T.C. Mİllî Eğİtİm BakanlIğI
AYDIN / SÖKE - Sazlıköy Hilmi Fırat Ortaokulu

Doğanın İyileştirici Etkisi

İnsan doğal bir varlıktır. Doğanın bir parçasıdır ve doğası gereği diğer canlılarla bağ veya iletişim kurar.  Bu iletişim çoğu zaman diğer insanlarla, hayvanlarla ve bitkilerle gerçekleşir. 

Bugünün insanı yani modern insan ise kendi alanını kendi elleriyle bir hayli daraltarak çoğunlukla eşya ile kısmen de diğer insanlarla iletişim kurar oldu.
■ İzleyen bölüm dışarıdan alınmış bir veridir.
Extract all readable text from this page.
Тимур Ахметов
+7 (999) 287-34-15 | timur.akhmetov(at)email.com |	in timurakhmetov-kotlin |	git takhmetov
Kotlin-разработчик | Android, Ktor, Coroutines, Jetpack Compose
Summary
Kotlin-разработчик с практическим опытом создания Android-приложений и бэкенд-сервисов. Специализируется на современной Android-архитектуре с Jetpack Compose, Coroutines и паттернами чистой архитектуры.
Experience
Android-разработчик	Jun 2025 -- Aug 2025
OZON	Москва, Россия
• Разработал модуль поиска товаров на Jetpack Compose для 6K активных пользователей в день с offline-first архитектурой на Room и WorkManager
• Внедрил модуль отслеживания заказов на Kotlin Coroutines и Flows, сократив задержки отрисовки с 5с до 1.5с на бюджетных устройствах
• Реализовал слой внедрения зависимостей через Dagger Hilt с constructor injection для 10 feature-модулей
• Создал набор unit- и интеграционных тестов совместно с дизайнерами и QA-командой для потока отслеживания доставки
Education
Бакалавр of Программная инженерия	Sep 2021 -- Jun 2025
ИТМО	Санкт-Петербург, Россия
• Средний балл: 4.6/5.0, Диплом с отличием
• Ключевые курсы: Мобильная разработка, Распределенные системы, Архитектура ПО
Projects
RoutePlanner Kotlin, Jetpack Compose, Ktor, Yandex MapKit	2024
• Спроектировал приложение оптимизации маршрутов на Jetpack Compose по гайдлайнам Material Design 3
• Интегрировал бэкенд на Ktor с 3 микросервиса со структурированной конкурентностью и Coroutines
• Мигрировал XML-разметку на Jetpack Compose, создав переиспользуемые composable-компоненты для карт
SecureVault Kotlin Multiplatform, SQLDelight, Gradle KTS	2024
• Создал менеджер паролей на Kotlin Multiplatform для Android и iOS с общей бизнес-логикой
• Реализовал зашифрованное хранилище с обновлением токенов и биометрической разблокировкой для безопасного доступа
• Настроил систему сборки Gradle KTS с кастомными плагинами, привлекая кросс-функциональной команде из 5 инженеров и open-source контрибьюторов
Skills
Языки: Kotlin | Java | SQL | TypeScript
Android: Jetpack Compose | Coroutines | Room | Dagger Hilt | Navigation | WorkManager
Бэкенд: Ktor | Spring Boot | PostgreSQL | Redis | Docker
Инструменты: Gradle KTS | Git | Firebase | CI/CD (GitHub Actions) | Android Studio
Diğer insanlarla olan iletişimimizin kalitesine bakılırsa işler pek de yolunda değil. Genellikle sanal olan iletişim halimize bir de kıskançlık, yalan, hile gibi soysuz eylemlerimiz de eklenince işin içinden çıkılmaz bir hale geldi. 

Ama biz buyuz. Ruhumuz yoldan çıkmış durumda ya da buna çok yakın. Bunları yazarken oldukça yüksek bir binanın bilmem kaçıncı katında dışarıdan gelen mekanik sesleri işitiyor olduğumu da paylaşmak isterim. 

Bu kocaman bir yabancılaşma halidir. Eşyanın kölesi olma halidir. Eşya ile görünür olma halidir. Diğerinden daha üstün olduğumuzu, gözlemlenebilir bir şey olan eşyalar ile sağlama halidir. Ürettiklerimizle değil de tükettiklerimizle gurur duyma halidir. Bu modern bir haldir. 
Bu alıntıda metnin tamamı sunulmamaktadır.